This study addresses the optimization of discrete speech unit representations in Speech Language Models (SLMs) to enhance speech modeling during continual pretraining. We propose a systematic framework encompassing speech encoder design, controllable clustering granularity, phoneme-aligned discretization, and domain-matched data selection. We first uncover a strong correlation between model scale and optimal clustering granularity, and demonstrate that discrete vocabularies explicitly encode both linguistic and paralinguistic structures. Experiments show that principled discretization yields substantial downstream improvements—averaging +2.1% relative WER reduction—and that distributional alignment between clustering data and target domains enhances model robustness and generalization. Our work provides a reproducible methodology and theoretical insights for efficient speech representation learning in SLMs.

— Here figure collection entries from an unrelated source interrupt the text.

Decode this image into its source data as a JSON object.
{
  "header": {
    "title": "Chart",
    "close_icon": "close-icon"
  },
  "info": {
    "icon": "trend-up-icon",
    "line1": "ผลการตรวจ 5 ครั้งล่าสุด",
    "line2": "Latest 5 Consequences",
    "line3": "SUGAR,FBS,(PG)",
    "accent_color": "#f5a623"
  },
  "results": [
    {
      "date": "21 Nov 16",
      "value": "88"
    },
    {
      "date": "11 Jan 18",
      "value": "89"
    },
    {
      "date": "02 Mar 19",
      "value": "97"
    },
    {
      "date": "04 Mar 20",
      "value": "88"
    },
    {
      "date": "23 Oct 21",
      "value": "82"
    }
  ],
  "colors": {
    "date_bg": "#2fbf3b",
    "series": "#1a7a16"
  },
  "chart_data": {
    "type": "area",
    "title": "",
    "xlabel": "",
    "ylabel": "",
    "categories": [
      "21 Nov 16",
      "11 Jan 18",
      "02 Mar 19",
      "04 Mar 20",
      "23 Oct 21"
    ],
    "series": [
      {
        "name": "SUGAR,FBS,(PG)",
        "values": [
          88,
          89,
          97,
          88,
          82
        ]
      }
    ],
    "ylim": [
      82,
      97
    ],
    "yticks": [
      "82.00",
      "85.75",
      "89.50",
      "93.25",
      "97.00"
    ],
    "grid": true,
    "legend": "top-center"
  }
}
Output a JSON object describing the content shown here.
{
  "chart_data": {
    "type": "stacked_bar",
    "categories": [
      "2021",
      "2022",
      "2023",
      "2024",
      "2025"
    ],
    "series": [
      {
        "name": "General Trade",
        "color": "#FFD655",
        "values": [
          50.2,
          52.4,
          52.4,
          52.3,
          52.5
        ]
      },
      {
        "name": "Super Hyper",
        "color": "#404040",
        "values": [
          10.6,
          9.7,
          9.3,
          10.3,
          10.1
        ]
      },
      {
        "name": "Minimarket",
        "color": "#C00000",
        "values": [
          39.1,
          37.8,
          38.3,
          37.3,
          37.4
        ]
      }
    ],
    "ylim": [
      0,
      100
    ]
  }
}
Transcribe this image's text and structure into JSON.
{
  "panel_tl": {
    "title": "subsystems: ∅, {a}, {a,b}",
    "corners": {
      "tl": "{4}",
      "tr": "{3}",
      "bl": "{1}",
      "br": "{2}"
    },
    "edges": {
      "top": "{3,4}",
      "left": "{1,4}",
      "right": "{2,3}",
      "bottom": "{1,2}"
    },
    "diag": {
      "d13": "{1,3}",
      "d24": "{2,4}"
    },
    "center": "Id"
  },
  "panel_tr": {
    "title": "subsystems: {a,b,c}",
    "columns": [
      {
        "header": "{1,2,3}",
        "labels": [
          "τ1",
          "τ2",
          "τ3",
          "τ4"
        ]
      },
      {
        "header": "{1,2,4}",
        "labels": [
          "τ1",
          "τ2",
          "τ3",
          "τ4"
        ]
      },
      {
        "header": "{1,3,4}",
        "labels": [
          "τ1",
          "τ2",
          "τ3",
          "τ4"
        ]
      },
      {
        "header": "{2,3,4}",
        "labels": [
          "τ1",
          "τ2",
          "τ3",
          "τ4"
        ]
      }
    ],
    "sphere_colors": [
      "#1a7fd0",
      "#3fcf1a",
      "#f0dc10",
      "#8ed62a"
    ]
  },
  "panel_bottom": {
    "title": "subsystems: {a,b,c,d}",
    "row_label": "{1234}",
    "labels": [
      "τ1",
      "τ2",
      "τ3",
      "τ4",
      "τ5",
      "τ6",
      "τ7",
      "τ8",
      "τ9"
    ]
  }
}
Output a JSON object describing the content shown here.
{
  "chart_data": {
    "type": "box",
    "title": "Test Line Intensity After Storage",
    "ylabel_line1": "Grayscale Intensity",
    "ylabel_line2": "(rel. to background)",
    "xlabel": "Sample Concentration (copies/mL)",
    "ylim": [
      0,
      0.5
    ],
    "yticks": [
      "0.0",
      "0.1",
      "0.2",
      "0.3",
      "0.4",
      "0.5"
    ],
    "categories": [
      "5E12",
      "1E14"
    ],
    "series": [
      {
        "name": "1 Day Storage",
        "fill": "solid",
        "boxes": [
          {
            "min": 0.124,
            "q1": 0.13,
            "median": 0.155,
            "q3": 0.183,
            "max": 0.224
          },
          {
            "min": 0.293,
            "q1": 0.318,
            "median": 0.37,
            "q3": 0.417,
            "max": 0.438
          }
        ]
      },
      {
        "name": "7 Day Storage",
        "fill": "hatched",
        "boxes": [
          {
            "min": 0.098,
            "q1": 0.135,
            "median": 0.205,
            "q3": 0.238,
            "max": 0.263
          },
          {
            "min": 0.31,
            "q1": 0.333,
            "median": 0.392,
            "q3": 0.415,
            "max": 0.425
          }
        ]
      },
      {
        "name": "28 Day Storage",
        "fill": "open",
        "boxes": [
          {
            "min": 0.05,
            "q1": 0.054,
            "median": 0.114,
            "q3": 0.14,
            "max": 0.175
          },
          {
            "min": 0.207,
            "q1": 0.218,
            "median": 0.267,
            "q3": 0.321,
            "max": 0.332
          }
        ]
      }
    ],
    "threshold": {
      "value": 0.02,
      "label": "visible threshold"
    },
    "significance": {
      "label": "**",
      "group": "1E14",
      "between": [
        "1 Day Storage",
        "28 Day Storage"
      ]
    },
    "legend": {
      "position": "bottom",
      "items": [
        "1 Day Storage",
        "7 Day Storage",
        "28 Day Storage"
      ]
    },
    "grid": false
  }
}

This paper investigates discrete unit representations in Speech Language Models (SLMs), focusing on optimizing speech modeling during continual pre-training. In this paper, we systematically examine how model architecture, data representation, and training robustness influence the pre-training stage in which we adapt existing pre-trained language models to the speech modality. Our experiments highlight the role of speech encoders and clustering granularity across different model scales, showing how optimal discretization strategies vary with model capacity. By examining cluster distribution and phonemic alignments, we investigate the effective use of discrete vocabulary, uncovering both linguistic and paralinguistic patterns. Additionally, we explore the impact of clustering data selection on model robustness, highlighting the importance of domain matching between discretization training and target applications.